Por suerte, el Teatro Mayor ha levantado el telón para acoger a la Filarmónica y, de un par de semanas para acá, decidió abrir sus puertas al público. Los audaces, los valientes y los ya vacunados han decidido volver al teatro, con todas las restricciones habidas y por haber. El pasado viernes 19, el Mayor enmarcó el regreso con gloria de Santiago Cañón al país.

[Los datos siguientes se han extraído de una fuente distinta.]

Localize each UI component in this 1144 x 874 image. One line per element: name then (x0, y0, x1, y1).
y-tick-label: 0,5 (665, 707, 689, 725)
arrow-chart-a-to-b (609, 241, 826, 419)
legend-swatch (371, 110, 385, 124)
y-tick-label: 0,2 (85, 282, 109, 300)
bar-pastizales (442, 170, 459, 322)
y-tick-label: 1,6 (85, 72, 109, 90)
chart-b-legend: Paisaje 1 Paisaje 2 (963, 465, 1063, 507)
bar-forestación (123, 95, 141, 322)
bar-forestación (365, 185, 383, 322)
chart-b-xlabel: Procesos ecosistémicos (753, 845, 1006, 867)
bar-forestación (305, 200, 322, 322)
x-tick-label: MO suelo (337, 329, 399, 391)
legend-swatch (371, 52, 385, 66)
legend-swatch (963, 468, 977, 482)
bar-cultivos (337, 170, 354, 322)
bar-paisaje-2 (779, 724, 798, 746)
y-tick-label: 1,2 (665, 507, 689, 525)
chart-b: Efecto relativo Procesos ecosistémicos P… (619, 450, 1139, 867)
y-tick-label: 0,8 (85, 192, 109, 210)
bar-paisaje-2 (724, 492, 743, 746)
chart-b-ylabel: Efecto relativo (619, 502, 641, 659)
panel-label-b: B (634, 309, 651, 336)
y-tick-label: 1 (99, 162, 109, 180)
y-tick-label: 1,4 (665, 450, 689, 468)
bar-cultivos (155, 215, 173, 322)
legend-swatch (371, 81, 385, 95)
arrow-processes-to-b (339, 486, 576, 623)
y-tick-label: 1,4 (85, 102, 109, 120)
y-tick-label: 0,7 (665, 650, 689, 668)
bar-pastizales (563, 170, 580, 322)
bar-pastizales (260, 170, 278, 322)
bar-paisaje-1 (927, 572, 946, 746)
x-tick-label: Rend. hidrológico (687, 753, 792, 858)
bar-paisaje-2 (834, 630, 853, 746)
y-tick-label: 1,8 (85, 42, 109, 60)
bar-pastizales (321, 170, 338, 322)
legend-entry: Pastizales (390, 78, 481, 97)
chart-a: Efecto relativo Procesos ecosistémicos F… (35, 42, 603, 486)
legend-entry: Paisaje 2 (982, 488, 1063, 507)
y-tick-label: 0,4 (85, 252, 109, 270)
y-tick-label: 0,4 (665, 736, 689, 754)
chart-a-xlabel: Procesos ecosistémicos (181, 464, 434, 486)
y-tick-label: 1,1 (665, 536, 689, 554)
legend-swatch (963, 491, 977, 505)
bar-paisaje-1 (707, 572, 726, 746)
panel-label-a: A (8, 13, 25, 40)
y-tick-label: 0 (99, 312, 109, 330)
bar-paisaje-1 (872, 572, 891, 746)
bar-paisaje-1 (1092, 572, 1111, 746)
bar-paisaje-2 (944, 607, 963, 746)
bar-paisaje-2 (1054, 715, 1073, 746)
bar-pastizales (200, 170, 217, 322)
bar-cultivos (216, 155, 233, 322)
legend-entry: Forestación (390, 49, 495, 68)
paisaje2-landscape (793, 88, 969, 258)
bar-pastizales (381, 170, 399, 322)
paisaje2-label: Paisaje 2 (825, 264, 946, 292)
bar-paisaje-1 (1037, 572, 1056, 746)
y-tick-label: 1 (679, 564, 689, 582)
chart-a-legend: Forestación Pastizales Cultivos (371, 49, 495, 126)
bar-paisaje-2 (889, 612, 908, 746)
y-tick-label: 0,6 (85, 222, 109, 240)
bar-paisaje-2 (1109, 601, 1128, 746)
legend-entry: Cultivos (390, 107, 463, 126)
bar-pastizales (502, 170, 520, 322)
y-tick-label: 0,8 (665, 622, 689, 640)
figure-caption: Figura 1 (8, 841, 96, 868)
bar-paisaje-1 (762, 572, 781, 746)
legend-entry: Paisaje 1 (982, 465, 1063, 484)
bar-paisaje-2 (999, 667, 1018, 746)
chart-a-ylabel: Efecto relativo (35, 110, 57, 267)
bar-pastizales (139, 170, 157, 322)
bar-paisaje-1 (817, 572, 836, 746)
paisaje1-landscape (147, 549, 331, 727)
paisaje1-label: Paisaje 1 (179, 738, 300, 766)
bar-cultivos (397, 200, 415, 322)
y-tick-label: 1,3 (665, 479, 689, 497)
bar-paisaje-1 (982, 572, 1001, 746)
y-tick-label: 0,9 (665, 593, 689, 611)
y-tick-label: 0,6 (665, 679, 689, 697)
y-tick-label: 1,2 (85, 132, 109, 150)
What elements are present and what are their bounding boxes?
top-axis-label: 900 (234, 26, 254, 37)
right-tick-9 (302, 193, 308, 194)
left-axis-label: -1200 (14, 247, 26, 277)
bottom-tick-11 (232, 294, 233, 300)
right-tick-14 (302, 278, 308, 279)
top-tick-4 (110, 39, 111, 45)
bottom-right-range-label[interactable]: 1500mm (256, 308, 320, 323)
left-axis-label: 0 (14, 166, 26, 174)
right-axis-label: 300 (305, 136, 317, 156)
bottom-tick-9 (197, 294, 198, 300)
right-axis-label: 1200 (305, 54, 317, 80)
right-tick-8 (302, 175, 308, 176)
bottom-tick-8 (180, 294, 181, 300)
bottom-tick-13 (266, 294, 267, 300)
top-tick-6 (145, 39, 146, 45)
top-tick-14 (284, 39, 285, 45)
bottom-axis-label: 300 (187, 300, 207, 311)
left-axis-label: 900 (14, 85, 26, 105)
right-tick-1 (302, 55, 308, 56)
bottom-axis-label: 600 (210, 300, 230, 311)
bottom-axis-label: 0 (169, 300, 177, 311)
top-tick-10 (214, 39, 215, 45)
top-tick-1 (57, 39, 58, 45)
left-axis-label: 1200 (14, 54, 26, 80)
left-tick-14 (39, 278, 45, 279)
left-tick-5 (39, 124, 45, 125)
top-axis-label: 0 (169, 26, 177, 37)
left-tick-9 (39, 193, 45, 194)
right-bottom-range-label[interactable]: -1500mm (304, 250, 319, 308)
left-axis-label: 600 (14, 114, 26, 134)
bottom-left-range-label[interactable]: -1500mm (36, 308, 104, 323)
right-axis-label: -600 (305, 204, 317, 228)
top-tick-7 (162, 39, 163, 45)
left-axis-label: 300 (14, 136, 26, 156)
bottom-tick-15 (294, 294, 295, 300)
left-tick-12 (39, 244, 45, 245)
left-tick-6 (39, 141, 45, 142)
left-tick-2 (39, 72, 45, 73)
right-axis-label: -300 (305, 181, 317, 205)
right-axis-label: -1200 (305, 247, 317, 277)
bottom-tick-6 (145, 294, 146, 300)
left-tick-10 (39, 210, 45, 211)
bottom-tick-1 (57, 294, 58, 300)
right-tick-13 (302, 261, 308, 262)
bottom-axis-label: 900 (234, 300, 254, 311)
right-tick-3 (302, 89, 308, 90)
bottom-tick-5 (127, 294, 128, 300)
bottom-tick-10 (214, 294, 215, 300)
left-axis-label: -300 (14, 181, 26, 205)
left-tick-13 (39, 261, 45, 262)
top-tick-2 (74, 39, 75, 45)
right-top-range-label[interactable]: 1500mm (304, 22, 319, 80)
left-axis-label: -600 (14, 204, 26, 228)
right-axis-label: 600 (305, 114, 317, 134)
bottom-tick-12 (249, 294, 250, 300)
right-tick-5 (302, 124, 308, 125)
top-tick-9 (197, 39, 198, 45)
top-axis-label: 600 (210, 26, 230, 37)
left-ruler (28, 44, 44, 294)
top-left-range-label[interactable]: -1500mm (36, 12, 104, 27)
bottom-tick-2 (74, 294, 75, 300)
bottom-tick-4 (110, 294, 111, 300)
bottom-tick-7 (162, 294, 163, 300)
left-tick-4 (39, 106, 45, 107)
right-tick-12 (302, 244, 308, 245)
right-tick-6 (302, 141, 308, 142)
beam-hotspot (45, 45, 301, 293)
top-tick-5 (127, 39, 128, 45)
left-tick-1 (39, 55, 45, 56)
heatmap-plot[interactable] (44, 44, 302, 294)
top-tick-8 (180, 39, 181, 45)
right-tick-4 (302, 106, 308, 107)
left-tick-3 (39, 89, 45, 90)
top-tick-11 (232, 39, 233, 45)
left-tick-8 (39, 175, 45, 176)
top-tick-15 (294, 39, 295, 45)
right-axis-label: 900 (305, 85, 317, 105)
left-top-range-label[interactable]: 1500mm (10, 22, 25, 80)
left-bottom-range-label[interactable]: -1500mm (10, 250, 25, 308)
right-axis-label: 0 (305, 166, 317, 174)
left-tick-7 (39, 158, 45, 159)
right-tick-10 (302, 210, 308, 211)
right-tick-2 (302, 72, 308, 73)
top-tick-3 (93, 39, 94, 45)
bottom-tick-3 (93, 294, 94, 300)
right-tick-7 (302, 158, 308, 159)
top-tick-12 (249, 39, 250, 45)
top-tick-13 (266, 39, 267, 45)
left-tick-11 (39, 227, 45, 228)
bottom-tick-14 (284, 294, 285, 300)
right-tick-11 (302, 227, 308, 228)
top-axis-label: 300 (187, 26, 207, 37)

Inteligentísimo el artista, lo hizo no con una pieza de fácil lucimiento, ni con una partitura de esas que, por su prestigio violonchelístico, pueden garantizar una rápida seducción del auditorio. Prefirió hacerlo con una partitura de esas que ponen al artista en absoluto compromiso, una obra que no permite sino hacerlo bien: el Concierto nº 1 en Do mayor de Franz Joseph Haydn. Concierto que, arropado por la Filarmónica, dirigida por Marck Laycock, fue resuelto con la maestría de los grandes y esa elegancia natural que demanda Haydn, uno de los compositores más difíciles de todos los tiempos. Cañón recorrió con agilidad el primer movimiento, Moderato, cuanta limpieza en los ataques, qué refinado en el entendimiento de la estructura, cuánta profundidad y expresión en los pasajes de las cuerdas graves. Igual desempeño en el segundo movimiento, Adagio, donde logró eso que se anhela en los movimientos lentos de Haydn, canto, pero canto instrumental, no de atavismo vocal. En el Allegro molto movimiento final, ya dio paso a otra cara de la moneda: la extroversión típica de los clásicos, gracia, agilidad y mucho temperamento.

El auditorio, eso se siente en la grabación del concierto, agradece la actuación del artista y de la orquesta, cuyo desempeño es notable, limpio, cuidadoso del estilo y, sobretodo de diálogo fluido y estrecho con el solista. El artista por su parte, sin retirarse el tapabocas que ha utilizado a lo largo de su actuación, retribuye al aplauso, recorriendo con profundidad, casi con unción mística, la Sarabanda de la Suite en Re menor BWV 1008 de Johann Sebastian Bach, como si quisiera decirle, a los presentes, y a quienes seguimos, por miedo en la virtualidad, su regreso a la escena musical bogotana: Gracias.

La orquesta completó programa, primero con la Sinfonía nº 24 y tras la actuación de Cañón, con la Sinfonía París, ambas de Mozart.